The crab native to Maryland is the Blue, or Blue Channel Crab. It is so named for its blue color shell, which turns red when cooked. These crabs are sold live, steamed in the shell, or cooked meat as either fresh or pasteurized. This crab can be found all along the east coast, including Virginia, the Carolinas, even Florida.
Fresh crabmeat, generally sold by the pound, I picked from freshly steamed female crabs. There are several grades, the most popular being Special, Backfin and Jumbo Lump. Special is a mixture of smaller pieces of backfin meat and usually has pieces of shell, which need to be cleaned out before eating. Backfin has larger meat from the body of the crab and has less shell.

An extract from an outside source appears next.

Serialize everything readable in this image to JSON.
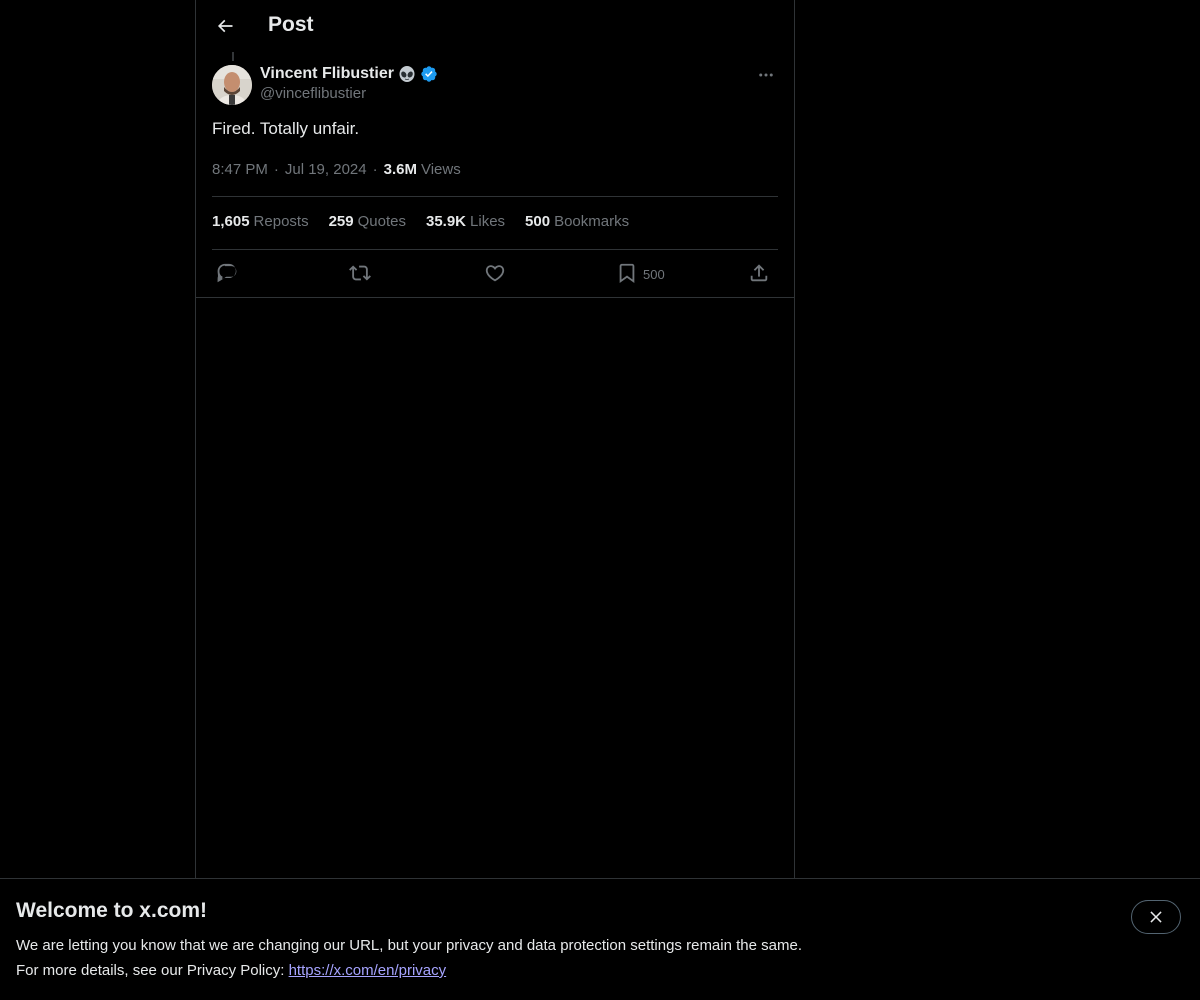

Jumbo Lump is the finest grade and contains large lumps of meat, and very little cartilage or shell.
Pasteurized crabmeat is a method of subjecting fresh meat to a special heat process and sealing it in air free cans to prevent spoilage. As long as the can remains sealed, the pasteurized crabmeat will keep in the fresh state 6-12 months if kept refrigerated at 33-35 degrees F.
All crab meat, whether fresh or pasteurized, should be used within 3 days of opening the container.

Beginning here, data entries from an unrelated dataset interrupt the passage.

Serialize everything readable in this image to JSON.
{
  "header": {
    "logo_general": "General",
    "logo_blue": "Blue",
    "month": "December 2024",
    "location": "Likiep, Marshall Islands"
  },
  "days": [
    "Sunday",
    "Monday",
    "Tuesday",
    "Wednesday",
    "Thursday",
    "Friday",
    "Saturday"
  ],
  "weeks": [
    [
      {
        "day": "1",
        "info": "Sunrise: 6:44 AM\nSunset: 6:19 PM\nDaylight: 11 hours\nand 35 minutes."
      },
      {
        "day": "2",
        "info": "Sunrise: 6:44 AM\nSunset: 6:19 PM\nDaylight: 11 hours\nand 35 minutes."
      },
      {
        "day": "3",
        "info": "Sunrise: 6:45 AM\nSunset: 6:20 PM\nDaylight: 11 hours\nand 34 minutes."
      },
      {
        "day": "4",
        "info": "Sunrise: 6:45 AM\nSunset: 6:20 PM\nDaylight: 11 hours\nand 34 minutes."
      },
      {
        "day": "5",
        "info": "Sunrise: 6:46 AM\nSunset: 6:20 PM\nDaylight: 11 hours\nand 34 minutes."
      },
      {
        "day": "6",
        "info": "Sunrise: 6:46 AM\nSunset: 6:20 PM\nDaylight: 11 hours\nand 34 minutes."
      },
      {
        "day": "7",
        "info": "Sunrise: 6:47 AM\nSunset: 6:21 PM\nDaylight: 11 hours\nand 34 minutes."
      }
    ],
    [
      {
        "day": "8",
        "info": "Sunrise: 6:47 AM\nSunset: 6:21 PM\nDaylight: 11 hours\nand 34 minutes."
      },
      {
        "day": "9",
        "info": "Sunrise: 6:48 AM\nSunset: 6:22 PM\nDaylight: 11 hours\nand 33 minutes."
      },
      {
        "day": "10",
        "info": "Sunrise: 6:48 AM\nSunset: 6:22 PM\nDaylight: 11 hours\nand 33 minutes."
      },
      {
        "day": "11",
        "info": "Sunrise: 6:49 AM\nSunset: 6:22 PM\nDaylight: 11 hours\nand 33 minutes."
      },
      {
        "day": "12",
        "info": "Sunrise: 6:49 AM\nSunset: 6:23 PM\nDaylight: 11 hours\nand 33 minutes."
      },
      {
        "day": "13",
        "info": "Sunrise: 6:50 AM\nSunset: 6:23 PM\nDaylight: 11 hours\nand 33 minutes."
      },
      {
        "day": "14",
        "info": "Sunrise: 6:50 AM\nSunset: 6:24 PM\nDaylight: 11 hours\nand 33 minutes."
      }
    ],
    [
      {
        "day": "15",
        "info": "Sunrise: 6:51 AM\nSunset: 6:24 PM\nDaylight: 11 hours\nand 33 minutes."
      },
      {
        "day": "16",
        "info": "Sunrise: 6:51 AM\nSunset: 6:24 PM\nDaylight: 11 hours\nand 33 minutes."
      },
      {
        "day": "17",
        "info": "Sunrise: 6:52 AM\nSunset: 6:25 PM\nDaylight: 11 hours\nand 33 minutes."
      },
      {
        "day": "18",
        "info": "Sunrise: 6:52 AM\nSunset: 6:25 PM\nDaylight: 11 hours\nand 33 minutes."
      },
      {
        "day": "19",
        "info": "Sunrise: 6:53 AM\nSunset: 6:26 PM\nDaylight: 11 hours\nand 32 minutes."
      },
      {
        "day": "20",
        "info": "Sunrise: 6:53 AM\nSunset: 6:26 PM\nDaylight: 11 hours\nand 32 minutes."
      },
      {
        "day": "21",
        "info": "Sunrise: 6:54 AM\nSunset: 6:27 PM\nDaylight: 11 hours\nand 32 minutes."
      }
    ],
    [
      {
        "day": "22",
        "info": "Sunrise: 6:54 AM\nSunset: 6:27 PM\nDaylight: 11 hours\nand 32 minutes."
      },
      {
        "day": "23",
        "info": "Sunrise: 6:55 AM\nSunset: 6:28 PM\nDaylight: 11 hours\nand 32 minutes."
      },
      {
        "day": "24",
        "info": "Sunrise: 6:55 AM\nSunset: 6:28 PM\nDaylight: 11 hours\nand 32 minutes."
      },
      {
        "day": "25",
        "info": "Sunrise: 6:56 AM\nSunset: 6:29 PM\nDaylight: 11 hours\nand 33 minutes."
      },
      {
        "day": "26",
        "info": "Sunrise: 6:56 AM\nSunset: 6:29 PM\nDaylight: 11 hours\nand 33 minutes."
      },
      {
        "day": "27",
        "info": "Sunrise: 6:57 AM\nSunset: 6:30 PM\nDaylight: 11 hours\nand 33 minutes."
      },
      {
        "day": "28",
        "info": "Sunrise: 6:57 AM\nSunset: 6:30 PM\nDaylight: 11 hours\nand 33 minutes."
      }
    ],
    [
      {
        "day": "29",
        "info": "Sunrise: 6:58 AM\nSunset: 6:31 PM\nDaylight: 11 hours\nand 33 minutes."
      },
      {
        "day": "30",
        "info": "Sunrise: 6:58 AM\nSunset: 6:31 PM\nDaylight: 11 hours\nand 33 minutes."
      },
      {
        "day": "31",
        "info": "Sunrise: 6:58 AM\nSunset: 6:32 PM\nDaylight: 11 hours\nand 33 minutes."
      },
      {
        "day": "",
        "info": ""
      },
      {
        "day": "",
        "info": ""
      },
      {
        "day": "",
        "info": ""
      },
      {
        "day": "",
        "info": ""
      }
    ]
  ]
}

How To Open Maryland Steamed Crabs
|1. Snap off the two large claws at the body. Crack the claw shell with knife handle or mallet. Pull meat out from large cavity, or dig out with knife.||2. Remove the smaller walking legs on each side. Bits of meat
may be found at the joint ends.
|3. With thumb or knife point, remove the apron by snapping off at joint.|
|4. Insert thumbs in exposed opening and pry the top shell off. Discard empty shell.||5. Body of crab is now exposed. Remove the face area (A) with knife. Scrape off the gills (B) (Grayish white fingers) on either side of body and discard. Scrape off fat or “crab butter” (C) (Yellowish mustard like viscera) in center. It is optional to eat the fat, but gills should never be eaten.||6. Break (or cut) the remaining body completely in half. Then break (or cut) each half again exposing the chambers containing solid white crabmeat.|
Separating crabs into various sizes is known as “grading”. Over the years, individual markets have graded crabs differently, for marketing reasons. There is no industry standard for a “large” or “medium” crab. We have always tried to remain consistent and will tell you exactly what you are getting.

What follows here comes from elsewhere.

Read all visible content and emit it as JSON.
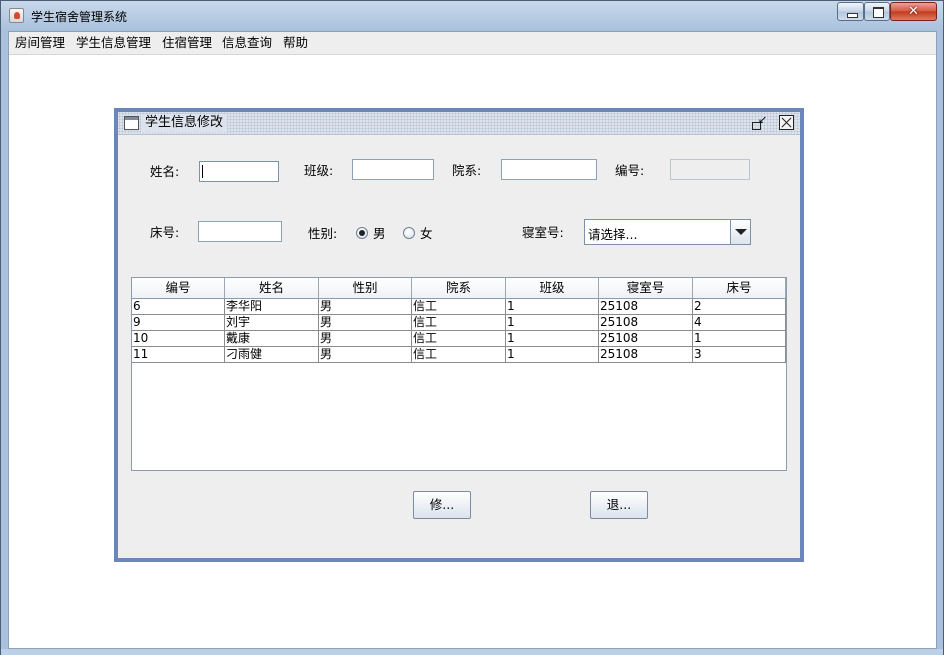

Live and steamed crabs average in size from 5″ x 7″, and are graded as follows, in our Annapolis Seafood Markets:
- Females: 5″ and up
- Medium Males (#2’s): 5″ – 5 3/4″
- Large Males (#1’s): 5 3/4″ – 6 1/2″
- Jumbo Males: 6 1/2″ and up
When comparing prices between crab sellers, always be sure to ask their size grading.
The flavor and quality of crab meat can sometimes be determined by the season in which it is harvested.
SPRING: During this time of year, the crabs come out of hibernation as the water temperature rises. The first crabs of the season are fair in quality because they tend to be sandy inside from their long winter slumber. This sand is purged out within a few weeks of swimming.
SUMMER: this is the most popular season for crabs, as they are most plentiful. However, the quality can be inconsistent due to the shedding or molting that occurs throughout the summer. Most shedding occurs around the full moons, but at least a few times during the season. Immediately after the shedding we have soft shell crabs – a true delicacy. After shedding the crab becomes white with a medium hard shell and a little meat inside. Just prior to the shed they are very hard, dark and full of meat.
FALL: This is prime time for crabs. As the water begins to cool, the crabs stop shedding and begin to fill up, so as to build fat for a long winter’s rest. The “rusty” crabs (hard, dark and usually dirty or black looking) are full of meat and hard as a rock. These are the best tasting crabs of the year.
WINTER: Very few live crabs are available during this season, as most have moved into deeper water and buried in the sand and mud until spring. Most cooked meat available during the winter months is pasteurized, and come from the southern states.
HOLIDAYS: While this is the most popular time to purchase crabs for feasts, and parties, tends to be the most unpredictable in quality. Demand always overpowers the supply, thus forcing the industry to purchase a higher quantity, sometimes sacrificing quality. Many times, additional crabs must be purchased from out-of-state suppliers.